In [1]:
from preprocess import create_glob_set, add_support
from model import load_model
from utils import Trainer, Evaluator, Predictor, NCDiscovery
import pandas as pd
import os

In [2]:
params = {
    'name': 'BaseSet',
    'tfname': 'TransferSet',
    'headshape': [2048],
    'dr': 0.5,
    'lr': 0.0001,
    'nsupport': 100,
    'niter': 100,
}

base_name = f"{params['name']}_{params['dr']:.2f}_{'-'.join(map(str, params['headshape']))}"
tf_name = f"{params['tfname']}_{params['dr']:.2f}_{'-'.join(map(str, params['headshape']))}_tf{params['tfname']}"
fs_name = f"FewShot_{params['dr']:.2f}_{'-'.join(map(str, params['headshape']))}"

In [3]:
print("=== 1. 데이터 준비 ===")
base_files = [
    f"db/processed/BaseSet/BaseSet_sim_train.csv",
    f"db/processed/BaseSet/BaseSet_sim_test.csv", 
    f"db/processed/BaseSet/BaseSet_sim_data.csv"
]
if all(os.path.exists(f) for f in base_files):
    print("BaseSet 데이터 존재 - 건너뜀")
else:
    print("BaseSet 데이터 생성 중...")
    create_glob_set('BaseSet', n_pos=7000, n_neg=7000, test_size=0.1)

transfer_files = [
    f"db/processed/TransferSet/TransferSet_sim_train.csv",
    f"db/processed/TransferSet/TransferSet_sim_test.csv",
    f"db/processed/TransferSet/TransferSet_sim_data.csv"
]
if all(os.path.exists(f) for f in transfer_files):
    print("TransferSet 데이터 존재 - 건너뜀")
else:
    print("TransferSet 데이터 생성 중...")
    create_glob_set('TransferSet', n_pos=7000, n_neg=7000, test_size=0.1)

=== 1. 데이터 준비 ===
BaseSet 데이터 존재 - 건너뜀
TransferSet 데이터 존재 - 건너뜀


In [4]:
print("=== 2. 기본 모델 훈련 ===")
model_path = f"model/model_{base_name}.pt"
if os.path.exists(model_path):
    print(f"기존 모델 발견: {model_path}")
    model = load_model(model_path)
    print("기존 모델 로드 완료")
    losses = pd.DataFrame()
else:
    print("새 모델 훈련 시작")
    model, losses, _ = Trainer.train_cycle(params)
    losses.to_csv(f"result/{base_name}_losses.csv")
    print("훈련 완료")

print("=== 3. 기본 모델 테스트 ===")
model = load_model(f"model/model_{base_name}.pt")
y_proba, y_matrix = Trainer.test_cycle(model, params, save_name=base_name, thresh=0.5, seed=777)

=== 2. 기본 모델 훈련 ===
기존 모델 발견: model/model_BaseSet_0.50_2048.pt
기존 모델 로드 완료
=== 3. 기본 모델 테스트 ===
test_file exist


In [None]:
print("=== 4. 전이 학습 === ")
tf_model_path = f"model/model_{tf_name}.pt"

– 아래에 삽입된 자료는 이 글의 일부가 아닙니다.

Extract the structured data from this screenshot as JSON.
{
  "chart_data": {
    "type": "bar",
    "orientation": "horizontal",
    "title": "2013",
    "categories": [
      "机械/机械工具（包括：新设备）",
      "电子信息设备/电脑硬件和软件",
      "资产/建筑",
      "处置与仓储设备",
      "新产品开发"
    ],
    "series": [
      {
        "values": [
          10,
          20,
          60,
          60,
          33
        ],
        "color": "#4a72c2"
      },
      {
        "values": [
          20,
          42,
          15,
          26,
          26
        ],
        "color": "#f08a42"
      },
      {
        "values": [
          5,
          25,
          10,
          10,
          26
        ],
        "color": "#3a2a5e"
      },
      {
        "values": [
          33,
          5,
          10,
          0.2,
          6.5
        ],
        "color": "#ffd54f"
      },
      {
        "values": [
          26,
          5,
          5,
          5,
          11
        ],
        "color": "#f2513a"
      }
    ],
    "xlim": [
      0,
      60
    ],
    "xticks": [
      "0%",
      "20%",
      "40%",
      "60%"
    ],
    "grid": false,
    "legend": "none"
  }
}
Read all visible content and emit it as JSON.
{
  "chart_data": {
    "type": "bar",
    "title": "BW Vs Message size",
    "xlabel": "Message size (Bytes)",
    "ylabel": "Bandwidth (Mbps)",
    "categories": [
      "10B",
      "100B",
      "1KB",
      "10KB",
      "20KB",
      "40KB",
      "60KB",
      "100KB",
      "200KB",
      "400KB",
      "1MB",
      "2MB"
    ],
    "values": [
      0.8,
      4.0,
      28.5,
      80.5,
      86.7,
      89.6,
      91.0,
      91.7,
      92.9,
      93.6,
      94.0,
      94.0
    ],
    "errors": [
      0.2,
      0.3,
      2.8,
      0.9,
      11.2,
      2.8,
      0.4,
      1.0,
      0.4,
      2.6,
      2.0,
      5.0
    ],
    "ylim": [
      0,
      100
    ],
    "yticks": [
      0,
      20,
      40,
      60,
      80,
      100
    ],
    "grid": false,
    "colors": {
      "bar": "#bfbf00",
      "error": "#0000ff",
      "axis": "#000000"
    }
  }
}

if os.path.exists(tf_model_path):
    print(f"기존 전이학습 모델 발견: {tf_model_path}")
    tmodel = load_model(tf_model_path)
    print("기존 전이학습 모델 로드 완료")
else:
    print("전이 학습 시작")
    model = load_model(f"model/model_{tf_name}.pt")
    tmodel, losses, _ = Trainer.transfer_train_cycle(model, params)
    print("전이 학습 완료")


In [6]:

print("=== 5. 전이 학습 테스트 ===")
tmodel = load_model(f"model/model_{tf_name}.pt")
y_proba, y_matrix = Trainer.tf_test_cycle(tmodel, params, save_name=tf_name, thresh=0.5, seed=777)

=== 5. 전이 학습 테스트 ===
test_file exist


In [7]:
print("=== 6. Few-shot 평가 ===")
tmodel = load_model(f"model/model_{tf_name}.pt")
support_set = {}
test_raw = pd.DataFrame()

support_set, test_raw = add_support('FewshotSet', support_set, test_raw, test_ratio=0.1)
tmodel.support_pos = support_set

y_proba, y_matrix = Trainer.test_cycle(tmodel, params, save_name=fs_name, test_raw=test_raw, thresh=0.5)
print("Few-shot 평가 완료")

=== 6. Few-shot 평가 ===
test_file exist
Few-shot 평가 완료


In [8]:
print("=== 7. 베이스라인 비교 ===")
model = load_model(f"model/model_{base_name}.pt")
test_raw = pd.read_csv(f"db/processed/{params['name']}/{params['name']}_sim_test.csv")
x_cols = [col for col in test_raw.columns if col.startswith('X')]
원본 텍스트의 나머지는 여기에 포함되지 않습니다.